En économie, l’une des principales variables d’ajustement est le prix. Au centre de la majorité des théories économiques, le prix et les variations de prix symbolisent tout consentement à payer ou à recevoir, le changement de comportement par rapport à nos habitudes, et enfin notre capacité à adopter ou non une nouvelle technologie. De ce fait, quand bien même le coût de l’énergie photovoltaïque a chuté sur le plan mondial, les prix d’acquisition demeurent élevés pour la moyenne des ménages africains. L’installation solaire, qui est un investissement de long terme n’est pas souvent compatible avec les besoins financiers de court terme des populations. A titre d’exemple, un système de 400Wc qui permet d’alimenter la TV, 6 ampoules, la radio coûte environ 800 000FCFA HT[i], quand le SMIC est de l’ordre de 372 000FCFA/an/personne[ii], soit 744 000FCFA au moins pour un ménage où les deux parents sont actifs. La situation est d’autant plus grave qu’il n’existe pas de mécanisme de subventions, d’exonération fiscale, de prêts bancaires ou de soutien aux besoins de consommation des ménages.

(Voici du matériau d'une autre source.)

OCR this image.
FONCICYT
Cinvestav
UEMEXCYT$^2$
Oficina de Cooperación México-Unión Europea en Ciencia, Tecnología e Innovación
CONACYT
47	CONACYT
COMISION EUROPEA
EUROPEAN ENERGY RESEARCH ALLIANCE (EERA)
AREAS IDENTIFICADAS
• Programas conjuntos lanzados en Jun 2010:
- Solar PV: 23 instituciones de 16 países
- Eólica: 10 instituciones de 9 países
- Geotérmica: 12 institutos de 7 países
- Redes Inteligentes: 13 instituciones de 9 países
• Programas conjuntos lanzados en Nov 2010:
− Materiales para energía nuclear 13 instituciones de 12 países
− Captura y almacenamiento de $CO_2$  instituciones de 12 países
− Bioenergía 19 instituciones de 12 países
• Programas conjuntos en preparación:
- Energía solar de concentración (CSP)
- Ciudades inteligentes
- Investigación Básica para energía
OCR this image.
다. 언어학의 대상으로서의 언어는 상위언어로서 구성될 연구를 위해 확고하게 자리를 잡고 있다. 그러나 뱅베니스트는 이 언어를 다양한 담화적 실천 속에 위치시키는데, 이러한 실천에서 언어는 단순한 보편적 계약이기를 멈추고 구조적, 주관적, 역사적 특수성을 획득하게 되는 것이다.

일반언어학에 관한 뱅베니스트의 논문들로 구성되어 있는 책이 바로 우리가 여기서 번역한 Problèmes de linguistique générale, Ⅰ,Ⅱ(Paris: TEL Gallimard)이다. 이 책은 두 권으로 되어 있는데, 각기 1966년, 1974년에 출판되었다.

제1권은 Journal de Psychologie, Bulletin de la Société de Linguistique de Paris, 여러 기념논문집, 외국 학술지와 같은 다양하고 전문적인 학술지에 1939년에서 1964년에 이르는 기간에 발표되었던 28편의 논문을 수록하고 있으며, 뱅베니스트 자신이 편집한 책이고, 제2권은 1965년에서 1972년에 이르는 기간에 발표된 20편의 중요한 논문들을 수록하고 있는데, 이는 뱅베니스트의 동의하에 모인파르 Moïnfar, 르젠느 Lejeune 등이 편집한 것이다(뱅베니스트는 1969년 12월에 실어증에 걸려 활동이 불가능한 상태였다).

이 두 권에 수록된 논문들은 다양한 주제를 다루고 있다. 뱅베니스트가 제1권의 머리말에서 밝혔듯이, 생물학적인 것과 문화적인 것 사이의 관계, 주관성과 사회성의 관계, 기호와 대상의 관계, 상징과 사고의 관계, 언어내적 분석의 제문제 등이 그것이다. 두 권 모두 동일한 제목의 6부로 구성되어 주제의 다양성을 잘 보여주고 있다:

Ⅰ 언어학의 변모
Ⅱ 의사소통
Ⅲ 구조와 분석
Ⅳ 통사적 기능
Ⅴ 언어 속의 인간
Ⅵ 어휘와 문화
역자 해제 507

Ensuite, l’énergie électrique pose le problème du stockage. L’énergie électrique ne se stocke guère, mis à part le recours à des barrages pour pomper l’eau en journée et la rétribuer en soirée. Les énergies renouvelables sont pour la plupart intermittentes. Dans le cas du photovoltaïque, à la tombée de la nuit, le système devient totalement passif dans la mesure où il n’y a plus d’irradiation solaire, malgré que notre demande en énergie soit constante. La solution actuelle réside dans le recours au stockage sous forme de batteries, des piles géantes qui accumulent l’énergie non consommée durant la journée afin de la redistribuer le soir et les jours de faible ensoleillement. Malheureusement, la technologie des batteries n’est pas encore très avancée, dans la mesure où dans les pays développés, elle n’est pas souvent sollicitée (en Europe par exemple, on parle de raccordement au réseau or bien souvent dans les zones rurales africaines, on est en réseau isolé dit « Off Grid »). Ainsi, le coût du stockage peut représenter jusqu’à 40%[iii] du montant initial de l’investissement, sachant que les batteries ont une durée de vie beaucoup plus réduite que les autres composants, avec un facteur risque en cas de court circuit ou d’erreur d’installation.

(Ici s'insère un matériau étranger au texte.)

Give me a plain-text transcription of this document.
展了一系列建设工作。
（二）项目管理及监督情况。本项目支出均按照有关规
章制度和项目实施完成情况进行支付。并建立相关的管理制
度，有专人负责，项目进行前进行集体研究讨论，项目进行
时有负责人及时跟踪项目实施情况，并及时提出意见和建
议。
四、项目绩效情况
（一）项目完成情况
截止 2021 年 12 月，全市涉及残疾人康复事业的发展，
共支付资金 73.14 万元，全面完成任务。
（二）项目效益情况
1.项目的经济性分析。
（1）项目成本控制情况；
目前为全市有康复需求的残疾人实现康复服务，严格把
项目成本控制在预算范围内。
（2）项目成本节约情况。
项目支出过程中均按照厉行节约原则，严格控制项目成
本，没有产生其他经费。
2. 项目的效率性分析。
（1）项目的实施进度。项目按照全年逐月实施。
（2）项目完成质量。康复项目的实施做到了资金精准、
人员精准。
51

D’autre part, en l’absence d’organismes de conformité, de normes définies et appliquées, et d’un marché de consommation bien identifié, le secteur énergétique électrique en amont[iv] est peu identifié des grands industriels mondiaux. La plupart des matériels utilisés sont importés et utilisés sur la base de réglementations des pays exportateurs. Etant donné également que les réseaux présentent souvent des déviances (le cas des multiples baisses de tension, des surtensions, et des coupures non programmées), l’utilisation qui en découle devient impropre aux données d’utilisation du constructeur. Cette question va de paire avec le manque de compétence locale pour assurer le fonctionnement des installations, ce qui explique pourquoi la plupart des principaux projets solaires furent des échecs. Le rôle de la recherche et du développement, précédemment évoquée dans un article de TerangaWeb, ainsi que de l’innovation pour un marché africain de consommation, compte tenu des ses particularités et de ses attentes devient alors un pilier phare du déploiement énergétique.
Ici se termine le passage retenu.